How to increase employee retention: 4 ways to avoid attrition rates

May 3, 2022

When a record number of employees started quitting their jobs in 2020, the movement was called The Great Resignation. The steep rise in resignations was a temporary trend, but even in 2022, 44% of workers still identify as job seekers. Companies are experiencing historic employee attrition rates, so now hiring and retaining top talent is priority number one.  

While the resignation continues, employers must learn that long-term management solutions and changes in workplace culture will ultimately build trust for their current, and future, employees and lead to less employee turnover.  

Here are a few actionable ways that employers can work to create ideal work environments that increase employee retention: 

Listen to your employees 

Quitters aren’t leaving the workforce; they’re getting different (often better) jobs. The solution for employers is simple: be the better job for your employees.  

According to a Pew Research Study, the top two reasons U.S. workers left their jobs in 2021 were low pay (63%) and no opportunities for advancement (63%). Workers also reported feeling disrespected (57%), childcare issues (48%), and a lack of flexibility to choose when they put in their hours (45%).  

While it’s no surprise that workers are leaving their jobs for more pay and upward mobility, employees clearly have ever-changing lifestyles that require work environments built on trust, respect, and autonomy and that allow them to work in any way they want. By allowing workers to, for example, set their own hours or location of work and strive for their ideal work-life balance, employers are communicating to employees that their needs are extremely valued and that they will continue to listen and adapt as those needs change. 

Create a personal environment 

It’s important for employers to constantly anticipate the needs of their employees by encouraging frequent and honest communication. Each employee has their own unique story that drives them to feel valued and make decisions. It’s human nature to want to be wanted, so if you ‘want’ your employees, show them by valuing their individual needs and creating a personalized work experience or set of policies that align with those needs.

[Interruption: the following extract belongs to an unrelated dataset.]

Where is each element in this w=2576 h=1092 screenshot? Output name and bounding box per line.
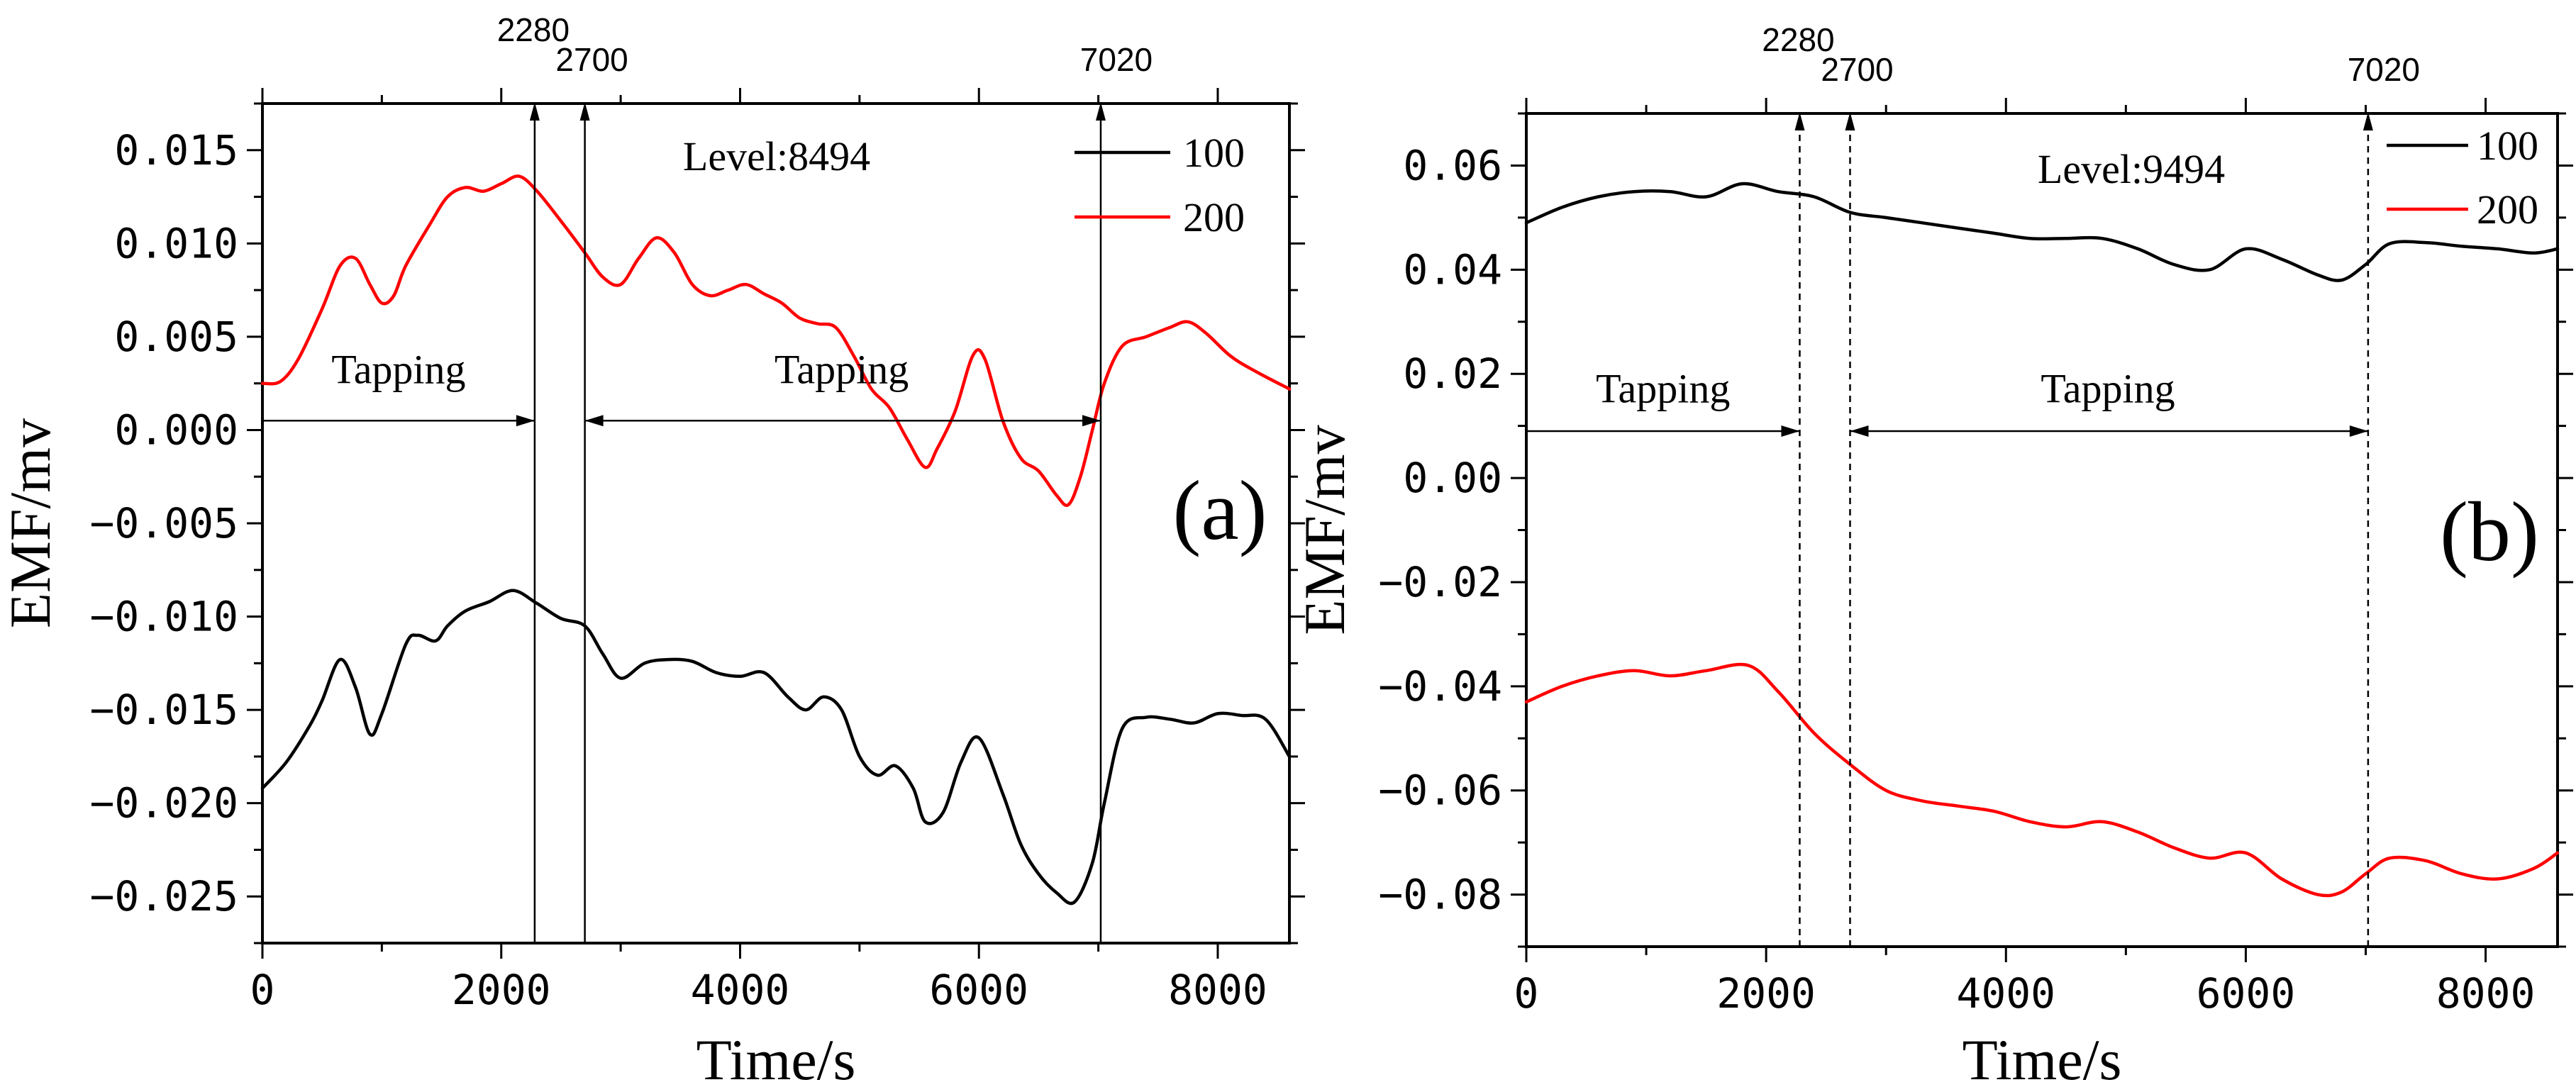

Related: Diverse backgrounds encourage diverse work styles.

Encourage innovation, growth, and risk-taking 

Managers who demonstrate humility and normalize vulnerability practice what organizational psychologist Adam Grant calls psychological safety. When management encourages transparent and honest communication within teams, employee confidence thrives. If employees feel psychologically safe at work, they’re more willing to take risks and create innovative solutions, and they “strive to improve themselves and protect their team,” says Grant.  

Cultivating a psychologically safe environment allows employees to be authentic and build meaningful relationships with coworkers, in turn creating the right conditions for successful collaborations and teamwork. These values strengthen an employee’s investment and loyalty toward their team and their employer, making them less likely to seek out a new job.  

Embrace the future of work 

Letting go of old processes is not always easy. Embracing the future of work requires employers to adopt new technologies to measure productivity and promote innovation and adapt to new ways of thinking about the employee experience. Providing the flexibility employees want means recognizing and responding to their personalized needs. If you are listening to your employees’ needs and laying the foundation for an open, honest, and communicative environment, you’re telling your employees that they, as individuals, are valued and prioritized. 

Creating a work environment and processes that empower people to work in any way gives people the autonomy they want without sacrificing accountability and performance. A desire for more autonomy and flexibility, along with wanting to feel respected and valued, are two of the top reasons employees leave the workplace. Employers should address these needs head on, or risk losing their most valued employees. Give workers what they want by giving them the ability to work in any way, and win their loyalty.